The idea of this place isn't to promote a specific protocol, it's to have a decentralised social network.
All that Threads will do is drive people onto Meta and keep them there, and centralise as much as possible. It's the opposite of what this place is supposed to be about.
@feditips@mstdn.social Every instance is allowed to do that dude. I can make a mobile app that exclusively interfaces with my CalcKey instance, and expose the features I deem appropriate. There's no governing body saying how the Fediverse has to function, and if the Fediverse thrives like centralized email providers and SMTP. If that's the way the ecosystem goes, then so be it, that's the freedom of this ecosystem.
Yes you technically can, and then others can block you for trying to centralise a decentralised network that thousands of people have built without compensation.
Swooping in and taking advantage of other people's effort is not very nice.
@feditips@mstdn.social Yes, because people blocking Gmail and Microsoft would do anyone any good... In reality, blocking would only be done on the smaller more opinionated servers versus bigger instances with "normies" that would get major blowback.
No one on this network has to care about how instances are run, who runs them, and how they are financially stable. That lack of compensation and success for thousands of instances is directly the fault of the instance owner. If the owner feels better after isolating themselves from the major instances, that is on them.
And I'm being honest, every instance that has more than one user can be considered centralized. No one knows this arbitrary number, and the only people that care are the ones up in arms about federations.
@feditips@mstdn.social @mrhamel@calckey.club That is true, but I think it's worth keeping in mind that this is basically what has happened to e-mail.
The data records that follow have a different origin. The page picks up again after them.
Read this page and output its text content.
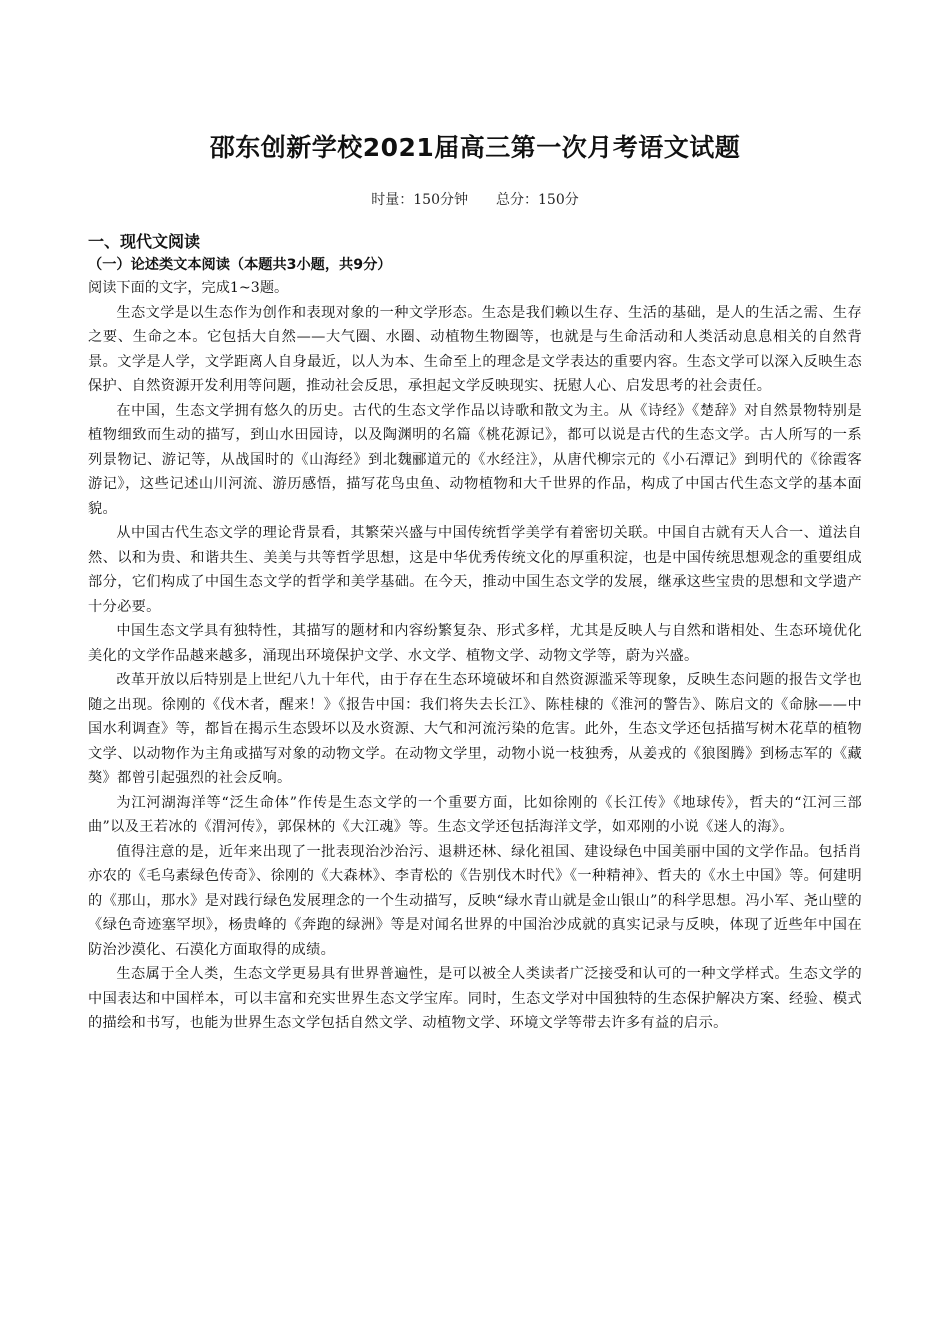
邵东创新学校2021届高三第一次月考语文试题
时量：150分钟 总分：150分
一、现代文阅读
（一）论述类文本阅读（本题共3小题，共9分）
阅读下面的文字，完成1~3题。

生态文学是以生态作为创作和表现对象的一种文学形态。生态是我们赖以生存、生活的基础，是人的生活之需、生存之要、生命之本。它包括大自然——大气圈、水圈、动植物生物圈等，也就是与生命活动和人类活动息息相关的自然背景。文学是人学，文学距离人自身最近，以人为本、生命至上的理念是文学表达的重要内容。生态文学可以深入反映生态保护、自然资源开发利用等问题，推动社会反思，承担起文学反映现实、抚慰人心、启发思考的社会责任。

在中国，生态文学拥有悠久的历史。古代的生态文学作品以诗歌和散文为主。从《诗经》《楚辞》对自然景物特别是植物细致而生动的描写，到山水田园诗，以及陶渊明的名篇《桃花源记》，都可以说是古代的生态文学。古人所写的一系列景物记、游记等，从战国时的《山海经》到北魏郦道元的《水经注》，从唐代柳宗元的《小石潭记》到明代的《徐霞客游记》，这些记述山川河流、游历感悟，描写花鸟虫鱼、动物植物和大千世界的作品，构成了中国古代生态文学的基本面貌。

从中国古代生态文学的理论背景看，其繁荣兴盛与中国传统哲学美学有着密切关联。中国自古就有天人合一、道法自然、以和为贵、和谐共生、美美与共等哲学思想，这是中华优秀传统文化的厚重积淀，也是中国传统思想观念的重要组成部分，它们构成了中国生态文学的哲学和美学基础。在今天，推动中国生态文学的发展，继承这些宝贵的思想和文学遗产十分必要。

中国生态文学具有独特性，其描写的题材和内容纷繁复杂、形式多样，尤其是反映人与自然和谐相处、生态环境优化美化的文学作品越来越多，涌现出环境保护文学、水文学、植物文学、动物文学等，蔚为兴盛。

改革开放以后特别是上世纪八九十年代，由于存在生态环境破坏和自然资源滥采等现象，反映生态问题的报告文学也随之出现。徐刚的《伐木者，醒来！》《报告中国：我们将失去长江》、陈桂棣的《淮河的警告》、陈启文的《命脉——中国水利调查》等，都旨在揭示生态毁坏以及水资源、大气和河流污染的危害。此外，生态文学还包括描写树木花草的植物文学、以动物作为主角或描写对象的动物文学。在动物文学里，动物小说一枝独秀，从姜戎的《狼图腾》到杨志军的《藏獒》都曾引起强烈的社会反响。

为江河湖海洋等“泛生命体”作传是生态文学的一个重要方面，比如徐刚的《长江传》《地球传》，哲夫的“江河三部曲”以及王若冰的《渭河传》，郭保林的《大江魂》等。生态文学还包括海洋文学，如邓刚的小说《迷人的海》。

值得注意的是，近年来出现了一批表现治沙治污、退耕还林、绿化祖国、建设绿色中国美丽中国的文学作品。包括肖亦农的《毛乌素绿色传奇》、徐刚的《大森林》、李青松的《告别伐木时代》《一种精神》、哲夫的《水土中国》等。何建明的《那山，那水》是对践行绿色发展理念的一个生动描写，反映“绿水青山就是金山银山”的科学思想。冯小军、尧山壁的《绿色奇迹塞罕坝》，杨贵峰的《奔跑的绿洲》等是对闻名世界的中国治沙成就的真实记录与反映，体现了近些年中国在防治沙漠化、石漠化方面取得的成绩。

生态属于全人类，生态文学更易具有世界普遍性，是可以被全人类读者广泛接受和认可的一种文学样式。生态文学的中国表达和中国样本，可以丰富和充实世界生态文学宝库。同时，生态文学对中国独特的生态保护解决方案、经验、模式的描绘和书写，也能为世界生态文学包括自然文学、动植物文学、环境文学等带去许多有益的启示。
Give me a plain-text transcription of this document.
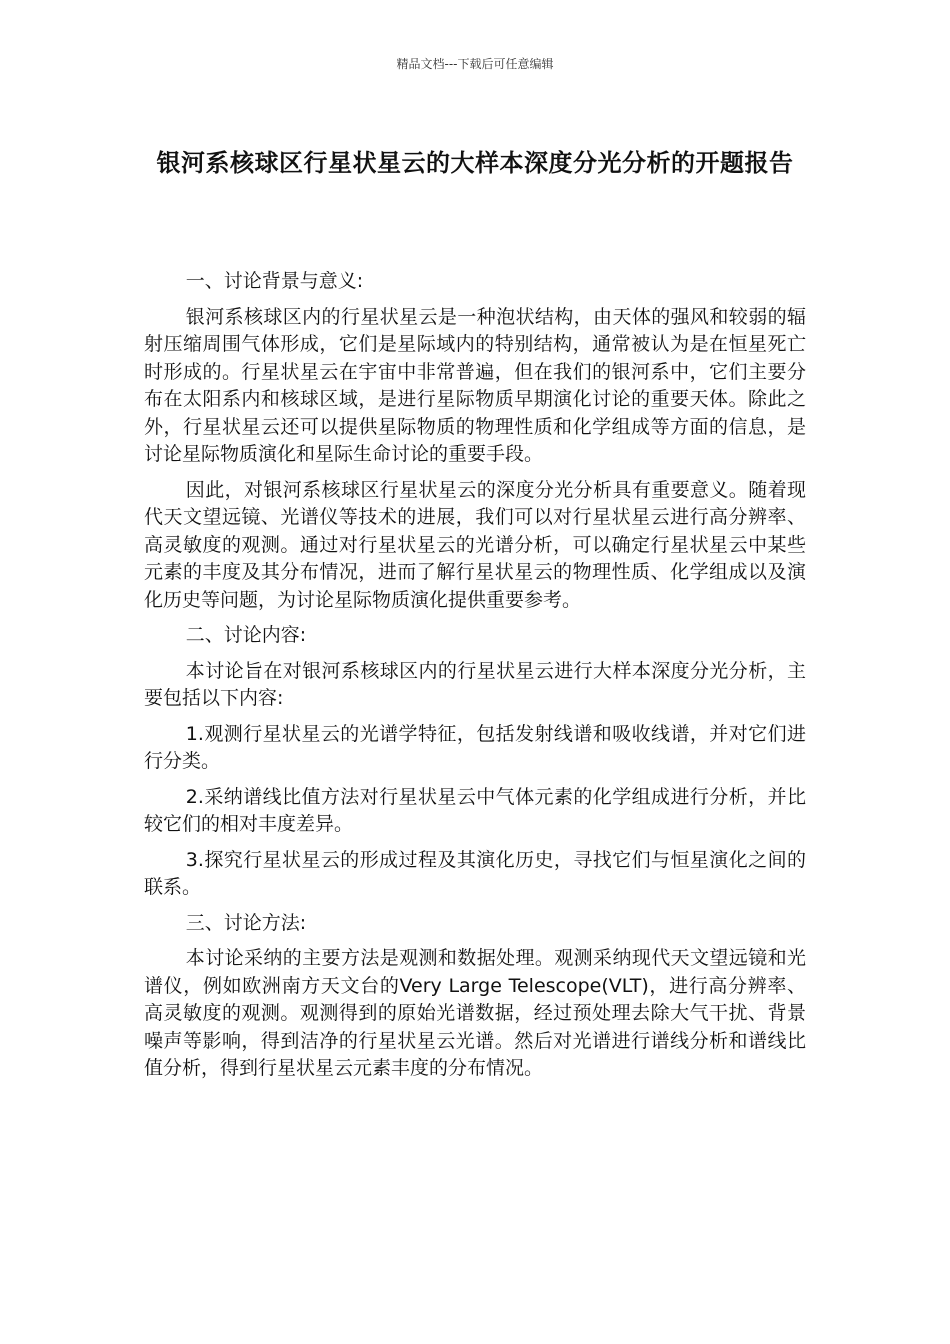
精品文档---下载后可任意编辑
银河系核球区行星状星云的大样本深度分光分析的开题报告

一、讨论背景与意义:

银河系核球区内的行星状星云是一种泡状结构，由天体的强风和较弱的辐射压缩周围气体形成，它们是星际域内的特别结构，通常被认为是在恒星死亡时形成的。行星状星云在宇宙中非常普遍，但在我们的银河系中，它们主要分布在太阳系内和核球区域，是进行星际物质早期演化讨论的重要天体。除此之外，行星状星云还可以提供星际物质的物理性质和化学组成等方面的信息，是讨论星际物质演化和星际生命讨论的重要手段。

因此，对银河系核球区行星状星云的深度分光分析具有重要意义。随着现代天文望远镜、光谱仪等技术的进展，我们可以对行星状星云进行高分辨率、高灵敏度的观测。通过对行星状星云的光谱分析，可以确定行星状星云中某些元素的丰度及其分布情况，进而了解行星状星云的物理性质、化学组成以及演化历史等问题，为讨论星际物质演化提供重要参考。

二、讨论内容:

本讨论旨在对银河系核球区内的行星状星云进行大样本深度分光分析，主要包括以下内容:

1.观测行星状星云的光谱学特征，包括发射线谱和吸收线谱，并对它们进行分类。

2.采纳谱线比值方法对行星状星云中气体元素的化学组成进行分析，并比较它们的相对丰度差异。

3.探究行星状星云的形成过程及其演化历史，寻找它们与恒星演化之间的联系。

三、讨论方法:

本讨论采纳的主要方法是观测和数据处理。观测采纳现代天文望远镜和光谱仪，例如欧洲南方天文台的Very Large Telescope(VLT)，进行高分辨率、高灵敏度的观测。观测得到的原始光谱数据，经过预处理去除大气干扰、背景噪声等影响，得到洁净的行星状星云光谱。然后对光谱进行谱线分析和谱线比值分析，得到行星状星云元素丰度的分布情况。
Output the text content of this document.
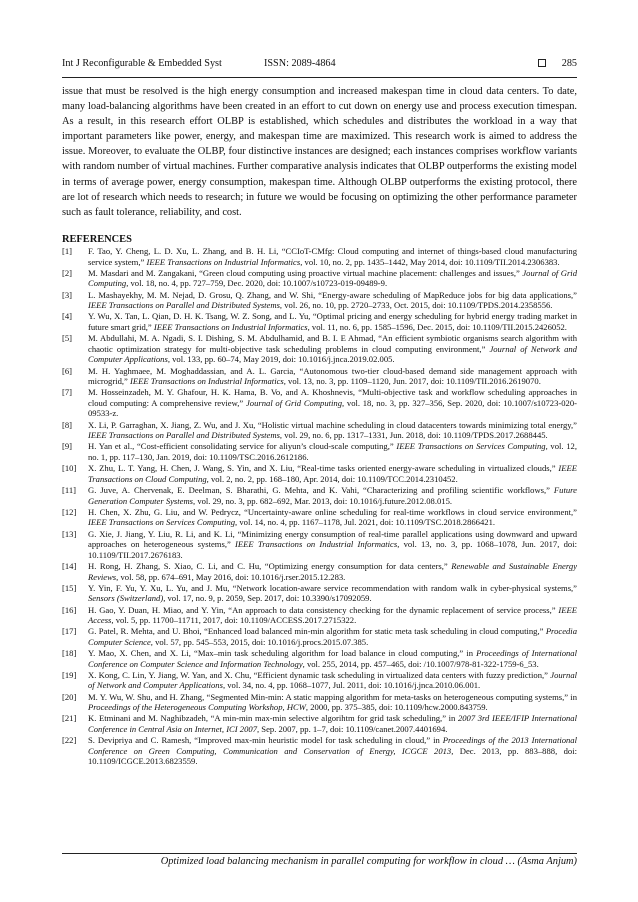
Int J Reconfigurable & Embedded Syst	ISSN: 2089-4864	285

issue that must be resolved is the high energy consumption and increased makespan time in cloud data centers. To date, many load-balancing algorithms have been created in an effort to cut down on energy use and process execution timespan. As a result, in this research effort OLBP is established, which schedules and distributes the workload in a way that important parameters like power, energy, and makespan time are maximized. This research work is aimed to address the issue. Moreover, to evaluate the OLBP, four distinctive instances are designed; each instances comprises workflow variants with random number of virtual machines. Further comparative analysis indicates that OLBP outperforms the existing model in terms of average power, energy consumption, makespan time. Although OLBP outperforms the existing protocol, there are lot of research which needs to research; in future we would be focusing on optimizing the other performance parameter such as fault tolerance, reliability, and cost.

REFERENCES
[1] F. Tao, Y. Cheng, L. D. Xu, L. Zhang, and B. H. Li, “CCIoT-CMfg: Cloud computing and internet of things-based cloud manufacturing service system,” IEEE Transactions on Industrial Informatics, vol. 10, no. 2, pp. 1435–1442, May 2014, doi: 10.1109/TII.2014.2306383.
[2] M. Masdari and M. Zangakani, “Green cloud computing using proactive virtual machine placement: challenges and issues,” Journal of Grid Computing, vol. 18, no. 4, pp. 727–759, Dec. 2020, doi: 10.1007/s10723-019-09489-9.
[3] L. Mashayekhy, M. M. Nejad, D. Grosu, Q. Zhang, and W. Shi, “Energy-aware scheduling of MapReduce jobs for big data applications,” IEEE Transactions on Parallel and Distributed Systems, vol. 26, no. 10, pp. 2720–2733, Oct. 2015, doi: 10.1109/TPDS.2014.2358556.
[4] Y. Wu, X. Tan, L. Qian, D. H. K. Tsang, W. Z. Song, and L. Yu, “Optimal pricing and energy scheduling for hybrid energy trading market in future smart grid,” IEEE Transactions on Industrial Informatics, vol. 11, no. 6, pp. 1585–1596, Dec. 2015, doi: 10.1109/TII.2015.2426052.
[5] M. Abdullahi, M. A. Ngadi, S. I. Dishing, S. M. Abdulhamid, and B. I. E Ahmad, “An efficient symbiotic organisms search algorithm with chaotic optimization strategy for multi-objective task scheduling problems in cloud computing environment,” Journal of Network and Computer Applications, vol. 133, pp. 60–74, May 2019, doi: 10.1016/j.jnca.2019.02.005.
[6] M. H. Yaghmaee, M. Moghaddassian, and A. L. Garcia, “Autonomous two-tier cloud-based demand side management approach with microgrid,” IEEE Transactions on Industrial Informatics, vol. 13, no. 3, pp. 1109–1120, Jun. 2017, doi: 10.1109/TII.2016.2619070.
[7] M. Hosseinzadeh, M. Y. Ghafour, H. K. Hama, B. Vo, and A. Khoshnevis, “Multi-objective task and workflow scheduling approaches in cloud computing: A comprehensive review,” Journal of Grid Computing, vol. 18, no. 3, pp. 327–356, Sep. 2020, doi: 10.1007/s10723-020-09533-z.
[8] X. Li, P. Garraghan, X. Jiang, Z. Wu, and J. Xu, “Holistic virtual machine scheduling in cloud datacenters towards minimizing total energy,” IEEE Transactions on Parallel and Distributed Systems, vol. 29, no. 6, pp. 1317–1331, Jun. 2018, doi: 10.1109/TPDS.2017.2688445.
[9] H. Yan et al., “Cost-efficient consolidating service for aliyun’s cloud-scale computing,” IEEE Transactions on Services Computing, vol. 12, no. 1, pp. 117–130, Jan. 2019, doi: 10.1109/TSC.2016.2612186.
[10] X. Zhu, L. T. Yang, H. Chen, J. Wang, S. Yin, and X. Liu, “Real-time tasks oriented energy-aware scheduling in virtualized clouds,” IEEE Transactions on Cloud Computing, vol. 2, no. 2, pp. 168–180, Apr. 2014, doi: 10.1109/TCC.2014.2310452.
[11] G. Juve, A. Chervenak, E. Deelman, S. Bharathi, G. Mehta, and K. Vahi, “Characterizing and profiling scientific workflows,” Future Generation Computer Systems, vol. 29, no. 3, pp. 682–692, Mar. 2013, doi: 10.1016/j.future.2012.08.015.
[12] H. Chen, X. Zhu, G. Liu, and W. Pedrycz, “Uncertainty-aware online scheduling for real-time workflows in cloud service environment,” IEEE Transactions on Services Computing, vol. 14, no. 4, pp. 1167–1178, Jul. 2021, doi: 10.1109/TSC.2018.2866421.
[13] G. Xie, J. Jiang, Y. Liu, R. Li, and K. Li, “Minimizing energy consumption of real-time parallel applications using downward and upward approaches on heterogeneous systems,” IEEE Transactions on Industrial Informatics, vol. 13, no. 3, pp. 1068–1078, Jun. 2017, doi: 10.1109/TII.2017.2676183.
[14] H. Rong, H. Zhang, S. Xiao, C. Li, and C. Hu, “Optimizing energy consumption for data centers,” Renewable and Sustainable Energy Reviews, vol. 58, pp. 674–691, May 2016, doi: 10.1016/j.rser.2015.12.283.
[15] Y. Yin, F. Yu, Y. Xu, L. Yu, and J. Mu, “Network location-aware service recommendation with random walk in cyber-physical systems,” Sensors (Switzerland), vol. 17, no. 9, p. 2059, Sep. 2017, doi: 10.3390/s17092059.
[16] H. Gao, Y. Duan, H. Miao, and Y. Yin, “An approach to data consistency checking for the dynamic replacement of service process,” IEEE Access, vol. 5, pp. 11700–11711, 2017, doi: 10.1109/ACCESS.2017.2715322.
[17] G. Patel, R. Mehta, and U. Bhoi, “Enhanced load balanced min-min algorithm for static meta task scheduling in cloud computing,” Procedia Computer Science, vol. 57, pp. 545–553, 2015, doi: 10.1016/j.procs.2015.07.385.
[18] Y. Mao, X. Chen, and X. Li, “Max–min task scheduling algorithm for load balance in cloud computing,” in Proceedings of International Conference on Computer Science and Information Technology, vol. 255, 2014, pp. 457–465, doi: /10.1007/978-81-322-1759-6_53.
[19] X. Kong, C. Lin, Y. Jiang, W. Yan, and X. Chu, “Efficient dynamic task scheduling in virtualized data centers with fuzzy prediction,” Journal of Network and Computer Applications, vol. 34, no. 4, pp. 1068–1077, Jul. 2011, doi: 10.1016/j.jnca.2010.06.001.
[20] M. Y. Wu, W. Shu, and H. Zhang, “Segmented Min-min: A static mapping algorithm for meta-tasks on heterogeneous computing systems,” in Proceedings of the Heterogeneous Computing Workshop, HCW, 2000, pp. 375–385, doi: 10.1109/hcw.2000.843759.
[21] K. Etminani and M. Naghibzadeh, “A min-min max-min selective algorihtm for grid task scheduling,” in 2007 3rd IEEE/IFIP International Conference in Central Asia on Internet, ICI 2007, Sep. 2007, pp. 1–7, doi: 10.1109/canet.2007.4401694.
[22] S. Devipriya and C. Ramesh, “Improved max-min heuristic model for task scheduling in cloud,” in Proceedings of the 2013 International Conference on Green Computing, Communication and Conservation of Energy, ICGCE 2013, Dec. 2013, pp. 883–888, doi: 10.1109/ICGCE.2013.6823559.
Optimized load balancing mechanism in parallel computing for workflow in cloud … (Asma Anjum)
Anybody can start their own e-mail server, but the market is completely dominated by big players like Gmail and Yahoo. There are multiple hoops you have to jump through to get them to even accept messages from your server (DKIM, DMARC, SPF), and even then, e-mails from your server are likely to go straight into Spam folders until you've convinced hundreds of users to go sifting through their spam and click "Not Spam" on your messages -- and even then, you might get condemned to the Spam folder forever if an "independent" body like Sender Score decides your e-mails don't meet some opaque criteria and are too spammy. It's an absolute nightmare to run an independent e-mail server nowadays.
Fortunately, that's not the case with the Fediverse yet, but I think it's a reasonable concern that a couple of massive corporations could convince 99% of people to move to their servers and then cut off everybody else.
@minneyar@fuzzyfox.social @feditips@mstdn.social From my experiences sending emails to Gmail users from Linux servers, as long as the emails don't appear to be spammy, have a valid forward and reverse DNS set, and an SPF record set, it works just fine.
I wouldn't say it's a nightmare, but no one simply wants to admin that stuff because Microsoft and Google make it so easy. Microsoft's online email + cloud Active Directory system + Exchange integration, are a match made in heaven for major companies and sysadmins.